Haque was speaking to reporters after a meeting with leaders of a parliamentary delegation of the European Union.
The 11-member delegation led by Jean Lambert met Haque to know about the progress of the amendment of the labour law, something pending for a couple of years. The revision aims to ensure more labour rights mainly to sustain the trade privileges on garment export to the EU markets.
The EU is Bangladesh’s main export destination, accounting for 54 percent of the country’s national exports and 60 percent of garment exports.
Bangladesh amended the labour law in July 2015 after the Rana Plaza building collapse, allowing full freedom of association to form unions with the requirement to get the consent of 30 percent of workers.
However, workers in many factories can not form the unions because of the obligation.
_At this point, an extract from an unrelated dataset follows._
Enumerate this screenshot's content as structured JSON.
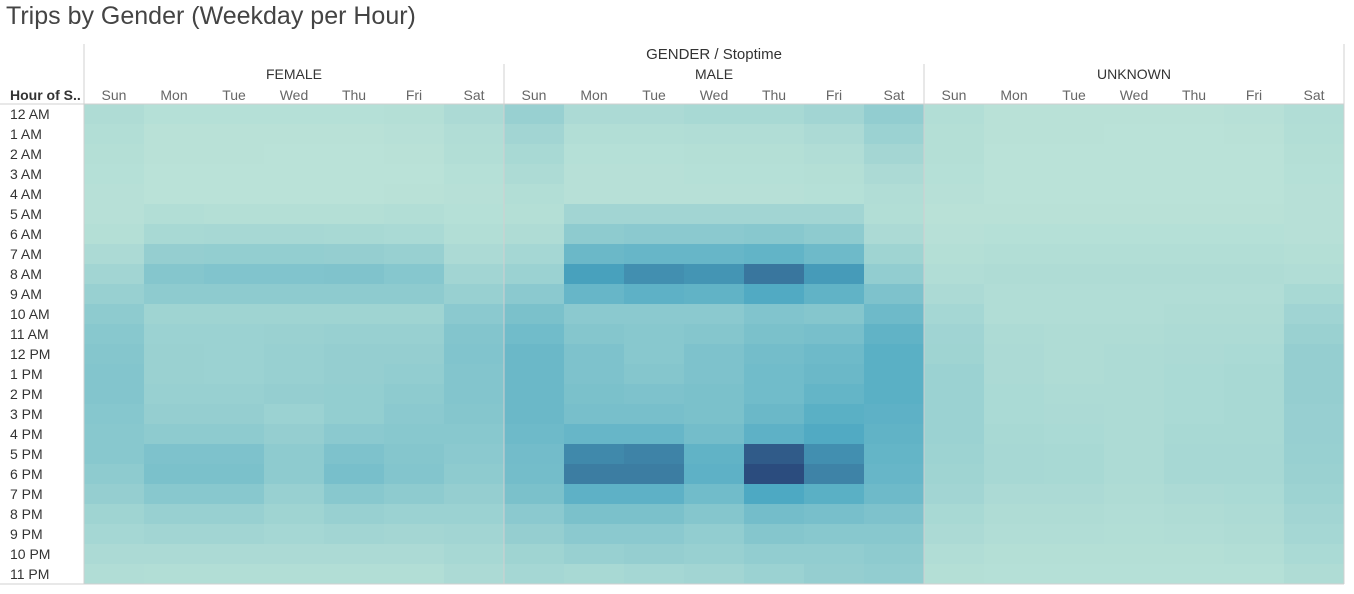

Getting signatures of 30 percent of workers in a factory is an uphill task for union leaders, as many workers do not want to participate in the process out of fear of getting sacked.
The impasse prompted the EU, the ILO, and international rights groups to put pressure on the government to amend the labour law again to bring down the requirement as well as bring changes to the labour law governing the country’s eight export processing zones (EPZs).
Also, the EU, on several occasions, has threatened it would temporarily suspend the generalised system of preferences benefit Bangladesh enjoys as a least developed country if the labour rights do not improve further.
The benefit grants duty-free, quota-free access for all exports, except arms and ammunition.
Haque said if necessary the government would relax the rules further to ensure equitable practice of the law.
He said if the number of workers in a factory is 1,000, the management will have to follow the 25 percent requirement since the number is low. But in case of a factory with a lot of workers, say 50,000 or more, the required rate might not be applicable; instead, a threshold of workers would be fixed as a benchmark, the state minister said. Haque declined to make an elaborate comment on the amendment of the labour law of the EPZ, saying the EPZs are controlled by the Prime Minister’s Office.
“However, I can say that the EPZ labour law would also be amended as per the commitment of the government to the ILO,” he said. More than 700 trade unions are active in the garment factories, much higher than the 120 unions that were active in the sector before the Rana Plaza building collapse, which killed 1,138 workers and injured 2,500.
The state minister said the government would form two more labour courts — one in Sylhet and another in Rangpur– so that the workers in the regions can have their cases resolved quickly. Currently, the workers of Sylhet region need to go to Chittagong and those from Rangpur division to either Rajshahi or Bogra to have their cases settled quickly and at less expense.
There are three labour courts in Dhaka. However, there is no such court in labour-intensive areas such as Gazipur, Narsingdi, and Narayanganj. The government plans decentralisation to set up the courts in nearby districts, said Haque.
The EU delegation members declined to talk to the press.